Le feuilleton entre le syndicat des enseignants (Sneuc) et le ministère de l’éducation national bat son plein. Après une annonce du secrétaire général du syndicat sur la grève illimitée, la réaction du ministre de l’éducation nationale ne s’est pas fait attendre. Dans un courrier en date du 5 janvier, en réponse à un autre qui lui a été adressé la veille par le syndicat, Moindjie Mohamed Moussa affiche clairement son opposition à la grève.
Le ministre indique en effet que coté gouvernement, le protocole du 2 décembre a été respecté. « Nous avons appris avec regret cette décision d’entrer en grève sans préavis et d’annuler le protocole du 02 décembre 2019 pour un motif qui ne figure pas parmi les quatre points dudit protocole », lit-on dans le courrier du ministère à l’endroit du Syndicat. « Le ministère de l’éducation n’a pas failli à ses engagements et que le point restant à débloquer relève aussi de votre responsabilité ».
Le ministre considère que l’université est toujours fonctionnelle. Il invite en outre le Sneuc qu’en cas de litige, ils doivent adresser leur prochain courrier à l’administration centrale de l’université « qui est votre autorité hiérarchique directe ». Une manière peut-être pour le ministère de se décharger un brin de la gestion des sempiternelles crises liées à l’éducation en général.
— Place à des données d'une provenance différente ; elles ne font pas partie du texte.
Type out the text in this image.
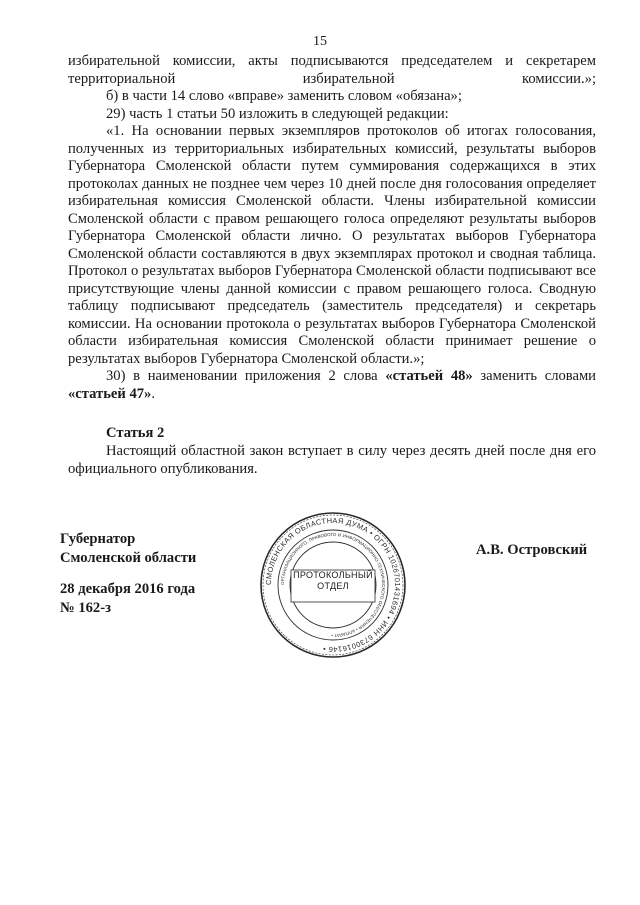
15

избирательной комиссии, акты подписываются председателем и секретарем территориальной избирательной комиссии.»;

б) в части 14 слово «вправе» заменить словом «обязана»;

29) часть 1 статьи 50 изложить в следующей редакции:

«1. На основании первых экземпляров протоколов об итогах голосования, полученных из территориальных избирательных комиссий, результаты выборов Губернатора Смоленской области путем суммирования содержащихся в этих протоколах данных не позднее чем через 10 дней после дня голосования определяет избирательная комиссия Смоленской области. Члены избирательной комиссии Смоленской области с правом решающего голоса определяют результаты выборов Губернатора Смоленской области лично. О результатах выборов Губернатора Смоленской области составляются в двух экземплярах протокол и сводная таблица. Протокол о результатах выборов Губернатора Смоленской области подписывают все присутствующие члены данной комиссии с правом решающего голоса. Сводную таблицу подписывают председатель (заместитель председателя) и секретарь комиссии. На основании протокола о результатах выборов Губернатора Смоленской области избирательная комиссия Смоленской области принимает решение о результатах выборов Губернатора Смоленской области.»;

30) в наименовании приложения 2 слова «статьей 48» заменить словами «статьей 47».

Статья 2
Настоящий областной закон вступает в силу через десять дней после дня его официального опубликования.
Губернатор
Смоленской области
28 декабря 2016 года
№ 162-з
А.В. Островский
СМОЛЕНСКАЯ ОБЛАСТНАЯ ДУМА • ОГРН 1026701431694 • ИНН 6730016146 •
ОРГАНИЗАЦИОННОГО, ПРАВОВОГО И ИНФОРМАЦИОННО-ТЕХНИЧЕСКОГО ОБЕСПЕЧЕНИЯ • АППАРАТ •
ПРОТОКОЛЬНЫЙ
ОТДЕЛ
Jointe au téléphone par nos soins, le secrétaire général du Syndicat campe sur ses positions. « La grève va continuer jusqu’à avoir gain de cause. Tant que nous n’aurons pas des négociations dans les normes répondant à nos revendications, nous n’allons pas prendre le chemin de l’école » martèle l’air déterminé Abdou Said Mouignidaho.
Contrairement aux dires du ministre de l’éducation nationale, le patron du Sneuc montre qu’un préavis de grève a été déposé depuis le 14 novembre. Le document porterait au détail près l’évolution des différentes négociations. « Vu qu’ils n’ont pas respecté leur engagement, nous étions dans l’obligation de rompre le protocole » conclut-il.